Probleme mit dem Vierbeiner entstehen nicht über Nacht. Zumeist ist es eine schleichende Entwicklung, angefangen von unklarer Kommunikation zwischen Mensch und Hund, ein bißchen Inkonsequenz hier, zu wenig Körpersprache dort und das Ganze viel Male wiederholt. Schon hat man ein wunderbar konditioniertes Fehlverhalten, das Mensch unbewusst immer wieder bestätigt.
Da wird an der Leine gezogen oder der Nachbarshund plötzlich angepöbelt, dann heißt es: „naja, den mag er halt nicht“. Und wenn die Oma des Grundstücks verbellt wird, weiß Herrchen gleich: „jetzt passt er auf!“ Das mag sein und das darf er auch. Die Frage ist nur: Wo ist die Grenze und hört er damit auch auf, wenn sein Mensch es von ihm verlangt?
Wenn Menschen von Problemen mit ihren Hunden berichten, die scheinbar aus dem Nichts heraus entstanden sind, stellt sich häufig heraus, dass es sich weder um ein medizinisches Problem, noch um Voodoozauber handelt, der den Hund plötzlich verändert hat. Oft wurde einfach zu lange damit gewartet, genau hinzusehen und das Verhalten des Hundes zu hinterfragen.
Denn sieht man dann genau hin, wird deutlich, dass sein Schnappen oder sogar Beißen von langer Pfote angekündigt war. Mit einem leisen drohenden Knurren, einem blitzenden Eckzahn und dabei das Fell über dem Nasenrücken leicht gekräuselt. Aber offensichtlich werden all diese Warnungen entweder übersehen oder nicht ernst genommen.
Ursachenforschung – Warum verhält sich der Hund so?
Dazu muss man verschiedene Bereiche unter die Lupe nehmen. Zum einen spielen Sozialisation und Habituation im Welpenalter eine zentrale Rolle. Denn in der Zeit bis zur ca 18. Lebenswoche lernt er für sein Leben.
Wurde er zu früh von der Mutter und Geschwistern getrennt oder hat er in dieser Zeit zum Beispiel nur wenig oder schlechte Erfahrungen mit Artgenossen gesammelt, wird er sich Hunden gegenüber zumindest vorsichtig oder sogar ängstlich oder auch (angst-) aggressiv verhalten.
Hat er in diesem Zeitfenster wenig Umweltreize wie Autos, fremde Menschen, Kinder, Pferde usw. kennengelernt, wird er sich im Alltag unsicher bewegen, da er durch seine Umwelt überfordert ist. Ein Hund, der ständig gestresst ist, ist zunächst im Fluchtmodus, um der Situation zu entgehen.
Kann er nicht fliehen, wird er sich zumeist zur Abwehr und dann zum Angriff entschließen.
Darüber hinaus gilt es die Erfahrungswelt des Hundes und die Beziehung zu seinem Menschen zu überprüfen. Vertraut er seinem Menschen? Wenn nicht, warum nicht? Gab es traumatisierende Ereignisse? Wie geht der Mensch mit seinem Hund um? Wie gut kennt der Mensch seinen Hund und wie umfassend ist sein Wissen über Hunde grundsätzlich?

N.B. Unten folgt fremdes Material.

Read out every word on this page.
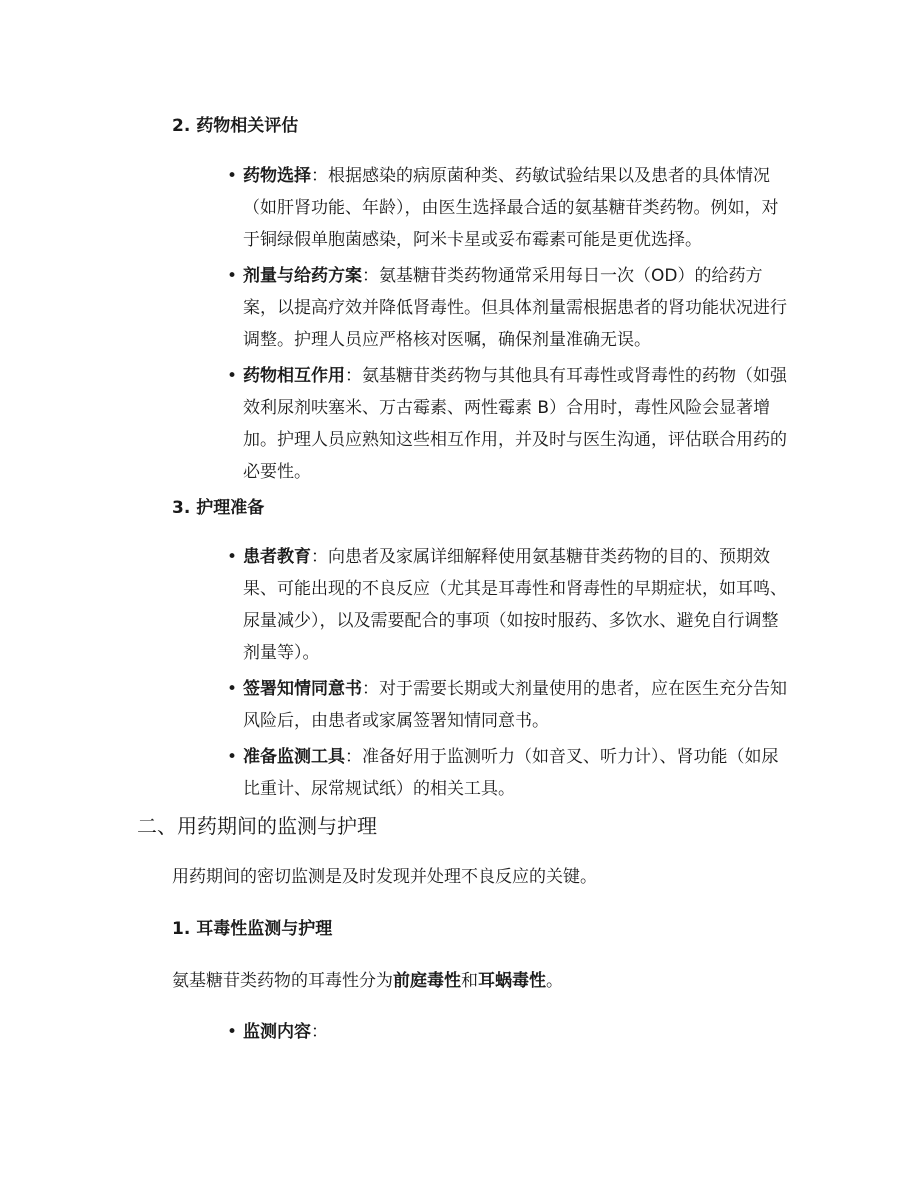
2. 药物相关评估
• 药物选择：根据感染的病原菌种类、药敏试验结果以及患者的具体情况（如肝肾功能、年龄），由医生选择最合适的氨基糖苷类药物。例如，对于铜绿假单胞菌感染，阿米卡星或妥布霉素可能是更优选择。
• 剂量与给药方案：氨基糖苷类药物通常采用每日一次（OD）的给药方案，以提高疗效并降低肾毒性。但具体剂量需根据患者的肾功能状况进行调整。护理人员应严格核对医嘱，确保剂量准确无误。
• 药物相互作用：氨基糖苷类药物与其他具有耳毒性或肾毒性的药物（如强效利尿剂呋塞米、万古霉素、两性霉素 B）合用时，毒性风险会显著增加。护理人员应熟知这些相互作用，并及时与医生沟通，评估联合用药的必要性。
3. 护理准备
• 患者教育：向患者及家属详细解释使用氨基糖苷类药物的目的、预期效果、可能出现的不良反应（尤其是耳毒性和肾毒性的早期症状，如耳鸣、尿量减少），以及需要配合的事项（如按时服药、多饮水、避免自行调整剂量等）。
• 签署知情同意书：对于需要长期或大剂量使用的患者，应在医生充分告知风险后，由患者或家属签署知情同意书。
• 准备监测工具：准备好用于监测听力（如音叉、听力计）、肾功能（如尿比重计、尿常规试纸）的相关工具。
二、用药期间的监测与护理

用药期间的密切监测是及时发现并处理不良反应的关键。

1. 耳毒性监测与护理

氨基糖苷类药物的耳毒性分为前庭毒性和耳蜗毒性。

• 监测内容：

Und auch einen wichtigen Punkt gilt es zu überprüfen. Werden die Bedürfnisse des Hundes befriedigt? Dazu gehört es, dem Hund neben Futter und Wasser auch täglich ausreichend Zuwendung, Auslauf und Beschäftigung zukommen zu lassen. Denn nur dann ist ein Hund ausgeglichen.
Die Analyse von Problemen zwischen Menschen und Hunden ist aufwendig und sollte sehr genau vorgenommen werden. Denn erst wenn die Ursachen eindeutig feststehen, kann man einen individuell auf das jeweilige Mensch-Hund-Team zugeschnittenen Trainingsplan erstellen, der Schritt für Schritt zum Erfolg führt.

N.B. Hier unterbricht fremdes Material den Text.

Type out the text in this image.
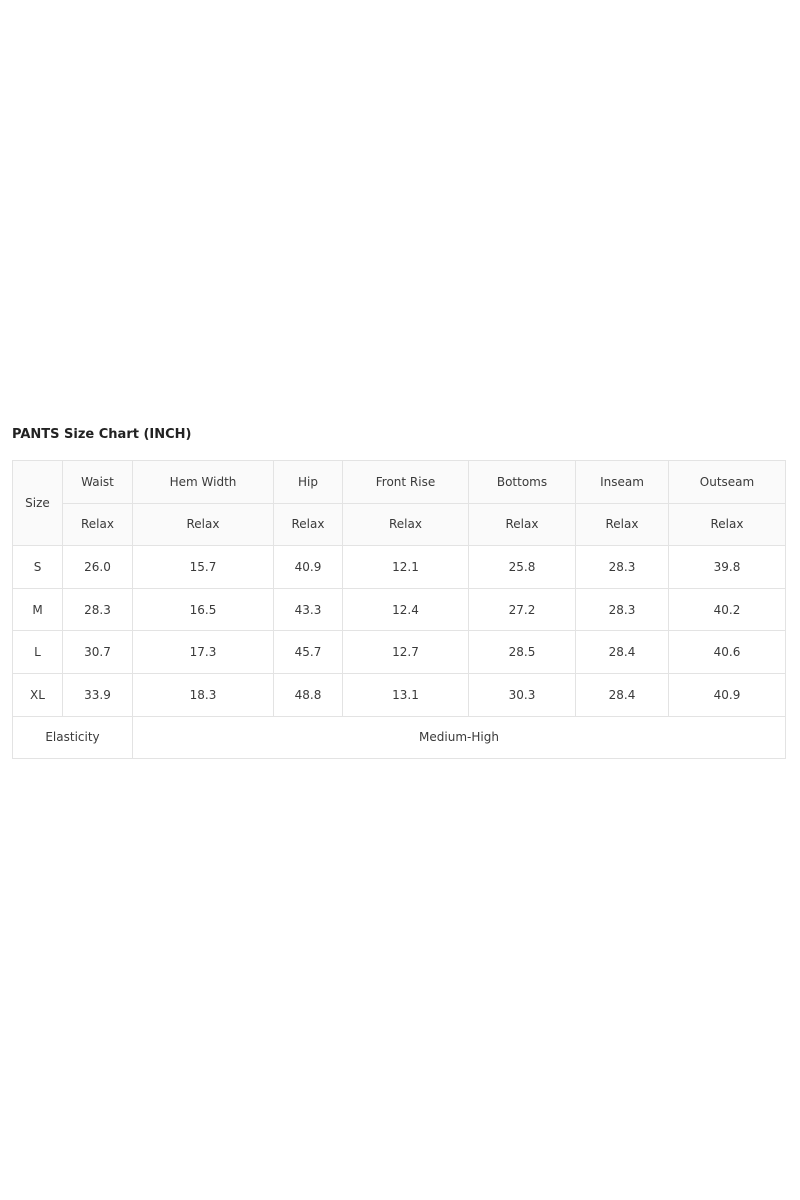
PANTS Size Chart (INCH)
Size	Waist	Hem Width	Hip	Front Rise	Bottoms	Inseam	Outseam
	Relax	Relax	Relax	Relax	Relax	Relax	Relax
S	26.0	15.7	40.9	12.1	25.8	28.3	39.8
M	28.3	16.5	43.3	12.4	27.2	28.3	40.2
L	30.7	17.3	45.7	12.7	28.5	28.4	40.6
XL	33.9	18.3	48.8	13.1	30.3	28.4	40.9
Elasticity		Medium-High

Aber genauso wenig, wie Probleme zwischen Mensch und Hund über Nacht entstehen, lassen sie sich meistens mit einem Fingerschnipp oder einer Zauberformel lösen. Dazu braucht es Geduld, Disziplin und Umsetzungsbereitschaft. Das kostet manchmal viel Kraft und Nerven, aber es lohnt sich für jeden Vierbeiner.